Le roi du Maroc vient d’annuler les activités prévues pour le 21e anniversaire de son accession au trône au nom des circonstances liées au COVID-19. En coulisses, on évoque la maladie du souverain et l’avenir de son règne 
Le roi du Maroc Mohammed VI et le prince héritier Moulay Hassan, à Paris, pour les cérémonies du 110e anniversaire de l’Armistice du 11 novembre 1918 (AFP)
Le roi du Maroc Mohammed VI et le prince héritier Moulay Hassan, à Paris, pour les cérémonies du 110e anniversaire de l’Armistice du 11 novembre 1918 (AFP)

Alors que les Marocains sont calfeutrés chez eux en raison de l’état d’urgence sanitaire, un communiqué du Palais royal tombe comme un couperet, le 14 juillet, pour annoncer, une fois de plus, que « le roi Mohammed VI a subi avec succès une intervention à la suite d’un problème cardiaque à la clinique royale de Rabat », et qu’il n’est pas en mesure de se déplacer à l’étranger, les frontières étant fermées. 

Le lendemain, les rumeurs vont bon train concernant la gravité réelle ou supposée de la maladie du roi, que l’on apercevait d’ailleurs affaibli, surtout lors de la lecture des discours royaux. 

La succession s’est désormais invitée à la table des Marocains qui ont commencé à s’interroger, discrètement, par crainte d’être épinglés par les services de renseignement, sur l’avenir du règne de Mohammed VI. 

Et ce n’est certainement pas le directeur de l’hebdomadaire arabophone al-Michaal qui dira le contraire.
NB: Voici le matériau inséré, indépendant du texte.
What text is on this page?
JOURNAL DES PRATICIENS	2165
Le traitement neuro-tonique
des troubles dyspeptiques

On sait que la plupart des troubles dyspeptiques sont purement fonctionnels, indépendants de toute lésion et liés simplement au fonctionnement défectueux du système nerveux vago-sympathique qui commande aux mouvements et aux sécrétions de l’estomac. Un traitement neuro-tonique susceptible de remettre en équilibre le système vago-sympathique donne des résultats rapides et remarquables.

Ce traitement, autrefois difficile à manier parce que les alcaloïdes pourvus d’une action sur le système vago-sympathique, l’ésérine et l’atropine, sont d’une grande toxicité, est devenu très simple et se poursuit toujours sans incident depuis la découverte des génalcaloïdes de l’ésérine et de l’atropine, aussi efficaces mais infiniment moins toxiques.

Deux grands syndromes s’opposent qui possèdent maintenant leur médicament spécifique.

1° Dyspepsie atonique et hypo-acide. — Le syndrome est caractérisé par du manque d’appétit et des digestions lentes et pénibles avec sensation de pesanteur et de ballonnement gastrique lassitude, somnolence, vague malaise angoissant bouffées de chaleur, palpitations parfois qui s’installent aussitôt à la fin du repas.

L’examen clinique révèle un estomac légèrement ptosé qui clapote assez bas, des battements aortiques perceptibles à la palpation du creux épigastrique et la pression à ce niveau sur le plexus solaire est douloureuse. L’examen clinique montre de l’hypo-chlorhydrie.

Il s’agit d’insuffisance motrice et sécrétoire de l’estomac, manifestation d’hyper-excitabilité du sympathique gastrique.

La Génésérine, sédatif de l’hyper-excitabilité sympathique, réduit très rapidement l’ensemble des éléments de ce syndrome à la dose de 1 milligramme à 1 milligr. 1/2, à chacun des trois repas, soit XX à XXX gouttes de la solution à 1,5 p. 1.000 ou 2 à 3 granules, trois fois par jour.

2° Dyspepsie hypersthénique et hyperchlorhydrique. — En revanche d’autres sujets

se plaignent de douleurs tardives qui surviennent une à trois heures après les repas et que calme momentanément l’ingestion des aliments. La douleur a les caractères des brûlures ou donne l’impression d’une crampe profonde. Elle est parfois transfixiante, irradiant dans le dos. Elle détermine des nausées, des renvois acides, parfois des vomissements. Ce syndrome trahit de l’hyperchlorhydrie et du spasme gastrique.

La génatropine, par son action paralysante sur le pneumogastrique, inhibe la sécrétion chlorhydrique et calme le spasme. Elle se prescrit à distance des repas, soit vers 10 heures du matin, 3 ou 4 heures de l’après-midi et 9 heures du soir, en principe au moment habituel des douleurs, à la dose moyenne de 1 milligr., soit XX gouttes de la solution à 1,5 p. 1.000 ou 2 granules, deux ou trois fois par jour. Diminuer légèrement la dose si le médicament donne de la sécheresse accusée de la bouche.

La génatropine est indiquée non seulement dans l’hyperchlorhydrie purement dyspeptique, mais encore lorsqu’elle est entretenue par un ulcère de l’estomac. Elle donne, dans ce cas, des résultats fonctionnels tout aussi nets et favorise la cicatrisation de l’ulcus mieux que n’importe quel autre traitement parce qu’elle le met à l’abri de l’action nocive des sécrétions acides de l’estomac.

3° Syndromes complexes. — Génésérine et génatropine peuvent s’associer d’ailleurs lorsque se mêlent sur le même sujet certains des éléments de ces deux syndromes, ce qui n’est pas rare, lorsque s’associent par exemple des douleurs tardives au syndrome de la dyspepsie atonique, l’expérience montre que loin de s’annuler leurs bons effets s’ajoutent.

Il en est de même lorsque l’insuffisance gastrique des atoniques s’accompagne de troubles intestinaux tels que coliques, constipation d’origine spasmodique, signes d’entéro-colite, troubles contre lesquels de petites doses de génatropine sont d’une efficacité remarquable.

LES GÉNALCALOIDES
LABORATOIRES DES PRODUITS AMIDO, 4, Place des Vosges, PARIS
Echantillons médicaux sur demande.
En 2009, il avait été emprisonné pour avoir publié un dossier sur la maladie du souverain. Depuis, il est devenu patron d’une chaîne de télévision digitale, une véritable machine à buzz au service du pouvoir. C’est dire toute la sensibilité qui entoure la santé du roi, une question publiquement taboue qui continue de déchaîner les passions et nourrir les scénarios les plus extravagants.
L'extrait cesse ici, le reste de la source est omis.